Miserando atque Eligendo
Belaskasih sendiri merupakan suatu tema yang sangat dekat dengan hati Paus Fransiskus. Dia memilih motto jabatan Uskup, sebagai inspirasi rohani dalam pelayanan dan penggembalaan sebagai Gembala Agung, “Miserando atque Eligendo”, dalam Bahasa Indonesia dapat ditafsirkan sebagai kata demikian, meskipun rapuh namun dipilih (Allah). Kutipan ini diambil dari homili Santo Beda Venerabilis saat mengomentari kutipan Injil tentang panggilan Matius (Mat. 9: 9-13), “VIDIT ERGO IESUS PUBLICANUM ET QUIA MISERANDO ATQUE ELIGENDO”: Maka Yesus melihat pemungut cukai, dan karena tergerak oleh belaskasihan dan karena itu lalu memilihnya, Dia berkata kepadanya, “Ikutilah Aku”. Homili tersebut dikaitkan dengan belaskasih Allah. Maka, motto ini dipahami sebagai wujud dengan “Mata belaskasih Allah”.
Misericordia
Menyadari bahwa Belaskasih Allah yang melimpah yang dialami nyata oleh Paus yang memiliki fungsi paru hanya setengah ini, maka Paus Fransiskus menyadari betul akan pentingnya Kemurahan hati yang perlu dihidupi oleh umat beriman Kristiani di zaman ini. Kemurahan hati tampaknya disadari sebagai tantangan yang dihadapi Gereja dan malahan juga agama-agama lain di abad 21 ini. Kenyataan ini antara lain berangkat dari refleksi bahwa Allah, betapa pun tidak bisa menderita namun dalam kemahakuasaan-Nya bisa ambil bagian dalam penderitaan manusia, ciptaan-Nya. Oleh karena itu Allah berbicara tentang belaskasih. Allah bukanlah Allah yang ‘a-pati’ (tidak ambil bagian dalam penderitaan), namun Allah yang terlibat pun dalam realitas penderitaan (Mit-leid – Jerman: ikut serta dalam penderitaan).

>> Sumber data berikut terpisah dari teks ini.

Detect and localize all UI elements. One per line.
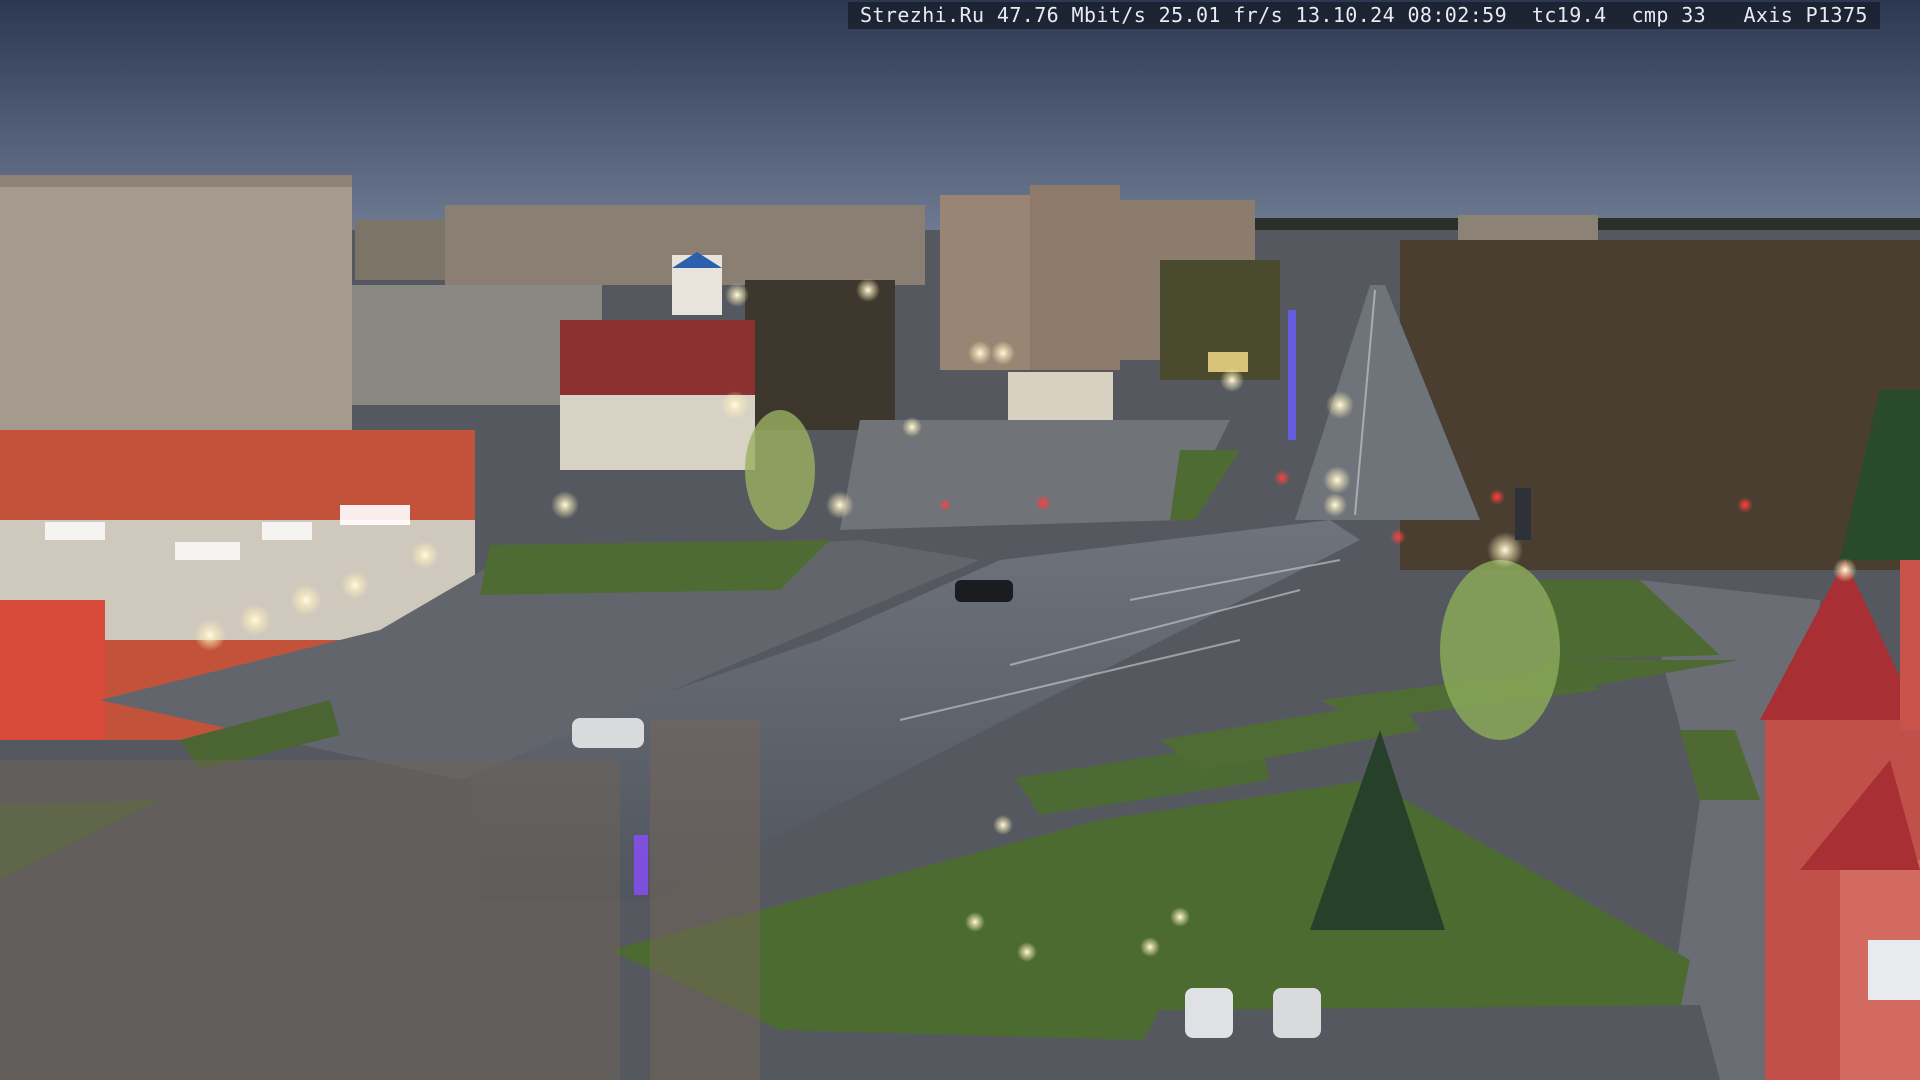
birch-tree-lit bbox=[1440, 560, 1560, 740]
birch-tree-plaza bbox=[745, 410, 815, 530]
overlay-cmp: cmp 33 bbox=[1631, 3, 1707, 27]
overlay-time: 08:02:59 bbox=[1407, 3, 1508, 27]
bare-tree-center bbox=[650, 720, 760, 1080]
bare-trees-foreground bbox=[0, 760, 620, 1080]
webcam-street-scene bbox=[0, 0, 1920, 1080]
overlay-date: 13.10.24 bbox=[1295, 3, 1396, 27]
left-forest bbox=[745, 280, 895, 430]
overlay-framerate: 25.01 fr/s bbox=[1158, 3, 1284, 27]
monument bbox=[1515, 488, 1531, 540]
festive-lights-left bbox=[634, 835, 648, 895]
overlay-bitrate: 47.76 Mbit/s bbox=[996, 3, 1147, 27]
festive-lights bbox=[1288, 310, 1296, 440]
small-white-building bbox=[1008, 372, 1113, 420]
overlay-site: Strezhi.Ru bbox=[860, 3, 985, 27]
right-forest bbox=[1400, 240, 1920, 570]
camera-info-overlay: Strezhi.Ru 47.76 Mbit/s 25.01 fr/s 13.10… bbox=[848, 2, 1880, 29]
overlay-camera-model: Axis P1375 bbox=[1743, 3, 1868, 27]
overlay-tc: tc19.4 bbox=[1531, 3, 1607, 27]
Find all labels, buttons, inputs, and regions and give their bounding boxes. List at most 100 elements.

Kemurahan hati kalau menyimak dari kata dalam bahasa Latin “Misericordia” berakar pada kata “cor” artinya hati, dan “miseria”, yang artinya miskin atau penderitaan. Dari sini kita bisa menyimak bahwa kata tersebut mengandung makna hati yang peduli bagi mereka yang miskin, bagi mereka yang menderita. Kata ini lalu dekat dengan kata “compassio” (cum+passio: masuk dalam penderitaan sesama), yang mengisyaratkan kepedulian dan kesediaan untuk berbagi dengan mereka yang menderita. Demikian pula kata simpati bisa dikaitkan di sini. Tidak jarang ditempatkan pula dalam perbincangan tentang hal ini, bahwa belaskasih adalah pula sarana dan kesempatan bagi pemurnian batin. Dengan itu semua hendak ditanamkan di dalam Gereja, cara bertindak untuk menjumpai sesama, menyatakan perhatian serta kepedulian kasihnya kepada sesama, di mana pun mereka berada.
Semoga dalam masa persiapan Paskah dan juga merayakan Paskah tahun 2019 ini, kita semakin merasakan belaskasih Allah yang besar yang hendak merasakan penderitaan manusiawi di Kayu Salib dan berani juga menderita bersama kita di dunia, agar kita selamat! Teladan Kristus itu juga memberanikan kita juga untuk solider dalam kemanusiaan demi tujuan keIlahian. Selamat Paskah! Mowil.